Voto a voto, las urbes le impondrán al país rural y marginal su destino frente a la guerra y la paz. Las cinco grandes ciudades tienen un electorado que aplasta al de los 150 municipios más golpeados por el conflicto armado, y es en ellas donde los encuestados muestran reparos y escepticismo frente a la negociación y donde la gran discusión es si los jefes de las Farc van a la cárcel y quedan por fuera de la política.
Esto es triplemente insólito. Asombra que a una parte sustancial de Colombia le preocupe mucho más la suerte de un puñado de victimarios que la de millones de víctimas. Asombra que la oposición pueda mantener su tono desafiante ante la abrumadora evidencia de que la sola negociación, aun antes de un acuerdo final, ya ha generado inmenso alivio a las regiones más golpeadas por la guerra. Y asombra, finalmente, que este no sea uno de los argumentos centrales del Gobierno para defender y legitimar el proceso.
Son otros los que aportan la evidencia. El Centro de Recursos de Análisis del Conflicto (Cerac) ha constatado una reducción de 97 por ciento en el accionar de las Farc y de 92 por ciento en la afectación a civiles en los cuatro meses que lleva el cese unilateral de hostilidades de esa guerrilla. Naciones Unidas mostró hace poco que, aunque modalidades de violencia como la extorsión y las amenazas han crecido, las masacres, el desplazamiento masivo, el secuestro, los ataques a objetivos civiles han bajado drásticamente. Este año, probablemente, el desplazamiento total va a disminuir. Pueblos como Toribío, en el Cauca, o Las Mercedes, en el Catatumbo, hace tiempo no despiertan en medio de cilindros explosivos.
Este es el gran argumento moral a favor del proceso de paz. No se negocia en La Habana para que las Farc participen en política, ni para que los militares involucrados en graves crímenes o los empresarios que financiaron a los paramilitares reciban una pena alternativa. No, el objetivo supremo es evitar que millones de colombianos sigan sufriendo por la guerra.

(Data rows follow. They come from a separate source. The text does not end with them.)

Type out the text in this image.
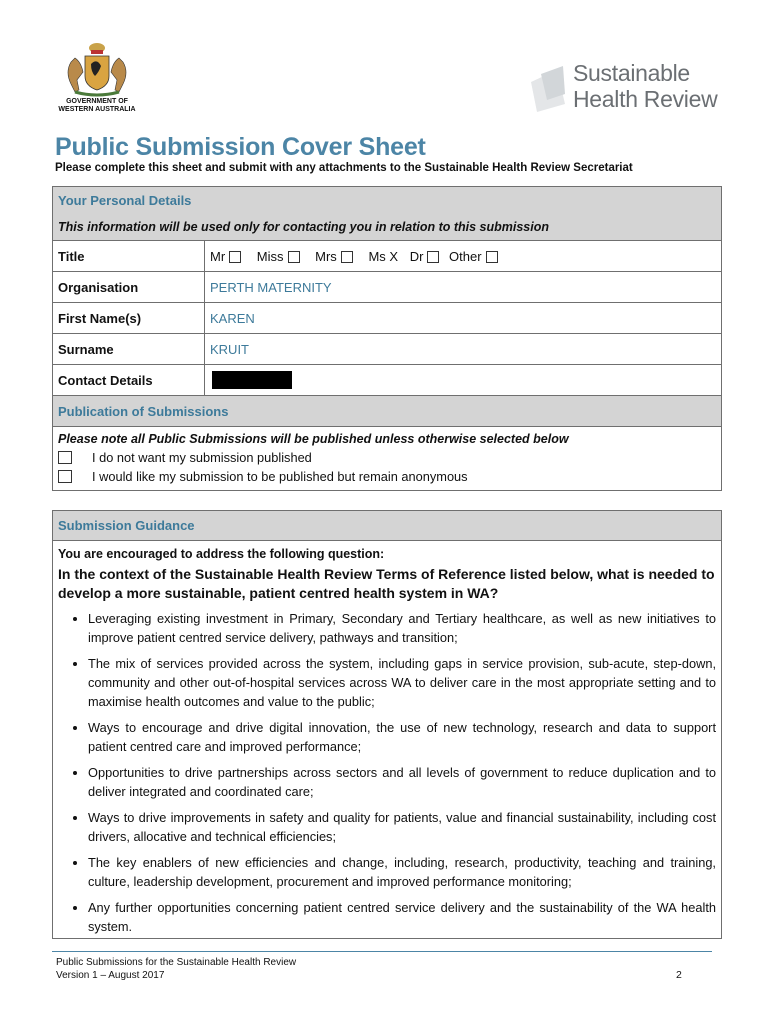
GOVERNMENT OF
WESTERN AUSTRALIA
Sustainable
Health Review
Public Submission Cover Sheet
Please complete this sheet and submit with any attachments to the Sustainable Health Review Secretariat
Your Personal Details	
This information will be used only for contacting you in relation to this submission	
Title	Mr Miss Mrs Ms X Dr Other
Organisation	PERTH MATERNITY
First Name(s)	KAREN
Surname	KRUIT
Contact Details	
Publication of Submissions	

Please note all Public Submissions will be published unless otherwise selected below
I do not want my submission published
I would like my submission to be published but remain anonymous	
Submission Guidance

You are encouraged to address the following question:
In the context of the Sustainable Health Review Terms of Reference listed below, what is needed to develop a more sustainable, patient centred health system in WA?
• Leveraging existing investment in Primary, Secondary and Tertiary healthcare, as well as new initiatives to improve patient centred service delivery, pathways and transition;
• The mix of services provided across the system, including gaps in service provision, sub-acute, step-down, community and other out-of-hospital services across WA to deliver care in the most appropriate setting and to maximise health outcomes and value to the public;
• Ways to encourage and drive digital innovation, the use of new technology, research and data to support patient centred care and improved performance;
• Opportunities to drive partnerships across sectors and all levels of government to reduce duplication and to deliver integrated and coordinated care;
• Ways to drive improvements in safety and quality for patients, value and financial sustainability, including cost drivers, allocative and technical efficiencies;
• The key enablers of new efficiencies and change, including, research, productivity, teaching and training, culture, leadership development, procurement and improved performance monitoring;
• Any further opportunities concerning patient centred service delivery and the sustainability of the WA health system.
Public Submissions for the Sustainable Health Review
Version 1 – August 2017	2
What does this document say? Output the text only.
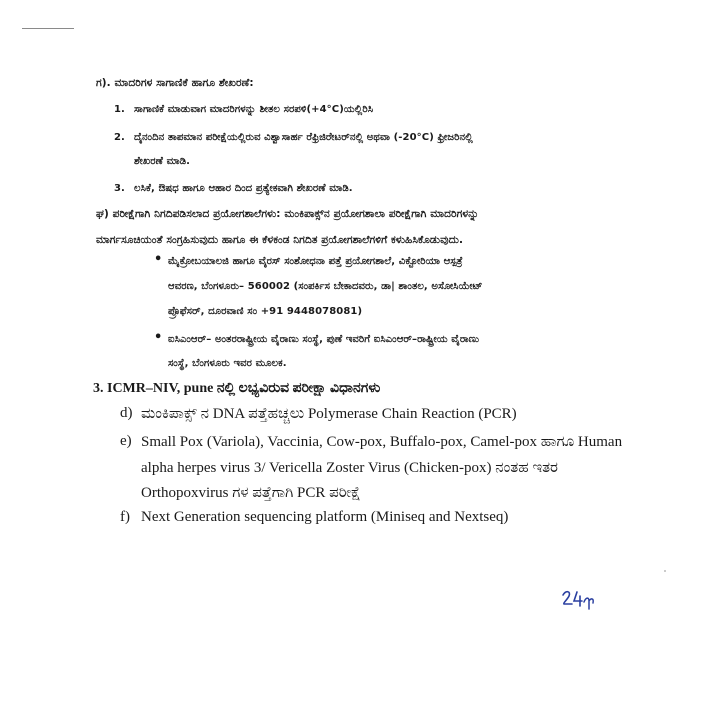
ಗ). ಮಾದರಿಗಳ ಸಾಗಾಣಿಕೆ ಹಾಗೂ ಶೇಖರಣೆ:
1. ಸಾಗಾಣಿಕೆ ಮಾಡುವಾಗ ಮಾದರಿಗಳನ್ನು ಶೀತಲ ಸರಪಳಿ(+4°C)ಯಲ್ಲಿರಿಸಿ
2. ದೈನಂದಿನ ತಾಪಮಾನ ಪರೀಕ್ಷೆಯಲ್ಲಿರುವ ವಿಶ್ವಾಸಾರ್ಹ ರೆಫ್ರಿಜಿರೇಟರ್‌ನಲ್ಲಿ ಅಥವಾ (-20°C) ಫ್ರೀಜರಿನಲ್ಲಿ
ಶೇಖರಣೆ ಮಾಡಿ.
3. ಲಸಿಕೆ, ಔಷಧ ಹಾಗೂ ಆಹಾರ ದಿಂದ ಪ್ರತ್ಯೇಕವಾಗಿ ಶೇಖರಣೆ ಮಾಡಿ.
ಘ) ಪರೀಕ್ಷೆಗಾಗಿ ನಿಗದಿಪಡಿಸಲಾದ ಪ್ರಯೋಗಶಾಲೆಗಳು: ಮಂಕಿಪಾಕ್ಸ್‌ನ ಪ್ರಯೋಗಶಾಲಾ ಪರೀಕ್ಷೆಗಾಗಿ ಮಾದರಿಗಳನ್ನು
ಮಾರ್ಗಸೂಚಿಯಂತೆ ಸಂಗ್ರಹಿಸುವುದು ಹಾಗೂ ಈ ಕೆಳಕಂಡ ನಿಗದಿತ ಪ್ರಯೋಗಶಾಲೆಗಳಿಗೆ ಕಳುಹಿಸಿಕೊಡುವುದು.
• ಮೈಕ್ರೋಬಯಾಲಜಿ ಹಾಗೂ ವೈರಸ್ ಸಂಶೋಧನಾ ಪತ್ತೆ ಪ್ರಯೋಗಶಾಲೆ, ವಿಕ್ಟೋರಿಯಾ ಆಸ್ಪತ್ರೆ
ಆವರಣ, ಬೆಂಗಳೂರು– 560002 (ಸಂಪರ್ಕಿಸ ಬೇಕಾದವರು, ಡಾ| ಶಾಂತಲ, ಅಸೋಸಿಯೇಟ್
ಪ್ರೊಫೆಸರ್, ದೂರವಾಣಿ ಸಂ +91 9448078081)
• ಐಸಿಎಂಆರ್– ಅಂತರರಾಷ್ಟ್ರೀಯ ವೈರಾಣು ಸಂಸ್ಥೆ, ಪುಣೆ ಇವರಿಗೆ ಐಸಿಎಂಆರ್–ರಾಷ್ಟ್ರೀಯ ವೈರಾಣು
ಸಂಸ್ಥೆ, ಬೆಂಗಳೂರು ಇವರ ಮೂಲಕ.
3. ICMR–NIV, pune ನಲ್ಲಿ ಲಭ್ಯವಿರುವ ಪರೀಕ್ಷಾ ವಿಧಾನಗಳು
d) ಮಂಕಿಪಾಕ್ಸ್ ನ DNA ಪತ್ತೆಹಚ್ಚಲು Polymerase Chain Reaction (PCR)
e) Small Pox (Variola), Vaccinia, Cow-pox, Buffalo-pox, Camel-pox ಹಾಗೂ Human
alpha herpes virus 3/ Vericella Zoster Virus (Chicken-pox) ನಂತಹ ಇತರ
Orthopoxvirus ಗಳ ಪತ್ತೆಗಾಗಿ PCR ಪರೀಕ್ಷೆ
f) Next Generation sequencing platform (Miniseq and Nextseq)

Si los opositores al proceso mostraran al menos una mínima parte del celo con el que quieren ver a los jefes de las Farc presos y fuera de la política, para promover en la Colombia urbana la solidaridad con las regiones y los compatriotas que padecen en carne propia la guerra este bien podría ser otro país, menos egoísta y más comprensivo.
* * * *
Y otra cosa: si hay algo que no ve la Colombia urbana –y que casi nadie le está diciendo– es que ella también obtendría inmensos beneficios con el fin del conflicto armado. Pero esa es otra historia.